Isabella and Sophia did not pass their newborn hearing tests. They, too, were deaf. And they, too, would receive cochlear implants at Children’s of Alabama.
“Isabella and Sophia were among Alabama’s youngest cochlear implant recipients,” Lisa notes. “They also are Dr. Woolley’s only set of twins to receive implants. Their surgeries were performed on the same days – the first at age 8 months and the second at age 10 months.”
Lisa says she often thinks about holding Ella Marie in her arms at the hospital shortly after she was born and hearing Ryan say, “This is a special little girl who is going to accomplish special things.” Today, the Claytons say they have been blessed not only with one little girl who accomplishes great things, but with three girls who amaze them daily.

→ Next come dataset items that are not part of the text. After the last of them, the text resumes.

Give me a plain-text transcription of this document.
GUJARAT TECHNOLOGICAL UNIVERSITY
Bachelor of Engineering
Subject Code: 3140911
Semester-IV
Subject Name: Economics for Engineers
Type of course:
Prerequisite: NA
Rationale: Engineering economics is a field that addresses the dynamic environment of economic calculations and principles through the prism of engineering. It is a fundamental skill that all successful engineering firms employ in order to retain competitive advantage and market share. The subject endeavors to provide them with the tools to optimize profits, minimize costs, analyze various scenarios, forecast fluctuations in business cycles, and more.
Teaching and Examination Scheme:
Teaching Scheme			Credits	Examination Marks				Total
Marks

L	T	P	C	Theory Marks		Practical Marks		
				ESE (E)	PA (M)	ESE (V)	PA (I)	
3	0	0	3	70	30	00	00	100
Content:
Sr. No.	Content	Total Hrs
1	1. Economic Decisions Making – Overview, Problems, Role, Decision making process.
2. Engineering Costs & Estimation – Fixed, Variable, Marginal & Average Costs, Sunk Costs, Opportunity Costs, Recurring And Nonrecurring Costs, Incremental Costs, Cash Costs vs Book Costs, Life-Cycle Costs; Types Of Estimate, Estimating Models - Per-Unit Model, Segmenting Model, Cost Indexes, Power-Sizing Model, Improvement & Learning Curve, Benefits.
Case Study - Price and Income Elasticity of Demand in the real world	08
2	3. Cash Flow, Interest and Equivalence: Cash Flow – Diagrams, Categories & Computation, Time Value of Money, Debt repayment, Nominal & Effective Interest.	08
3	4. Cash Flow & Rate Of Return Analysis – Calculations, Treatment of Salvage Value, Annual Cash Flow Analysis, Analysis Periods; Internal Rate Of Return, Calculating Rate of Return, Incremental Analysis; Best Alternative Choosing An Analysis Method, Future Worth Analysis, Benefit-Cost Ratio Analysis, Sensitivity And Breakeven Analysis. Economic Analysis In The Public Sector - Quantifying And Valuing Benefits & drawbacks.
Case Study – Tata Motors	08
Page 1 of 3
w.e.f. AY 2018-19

“I have seen my fears morph into the smiles, the blessings and the joy our daughters bring to our lives,” Lisa says. “Their silent world has transformed into a world where there is lots of laughter, language and love. Every day we celebrate something new the girls are doing – a new word that Isabella and Sophia have added to their vocabulary or a long conversation with Ella Marie.”
Today, Ella Marie is a preschooler for whom, as Dr. Woolley predicted, “the sky is the limit.” She is involved in gymnastics, dance, tee-ball and soccer – and she lives life to the fullest.
“Every time I ask her if she would like to try something new, she quickly responds, ‘Yes,’” Lisa says. “She is very kind and very social and she has many friends. Both Isabella and Sophia have such spunky personalities, and they are always looking for fun. They are already starting to put sentences together in their speech. They love to sing songs, dance, listen to books being read aloud to them, dress up like princesses and play outside.”
“We knew they would do well with all the family support and love they receive at home – not only from their parents, but also from their extended family and friends,” says Dr. Woolley, who keeps a photograph of the Clayton sisters in his office. “Each visit with them brings new surprises and delights – and that is what makes our job so rewarding. This family works hard and they achieve results. I love hearing updates about the girls, and I look forward to following their progress throughout their lives.”
“This Mother’s Day, I know that I am ‘deafinitely’ blessed,” Lisa adds. “The fear of my children not being able to hear me say ‘I love you’ has subsided. Not only do they hear me, but they say it back!”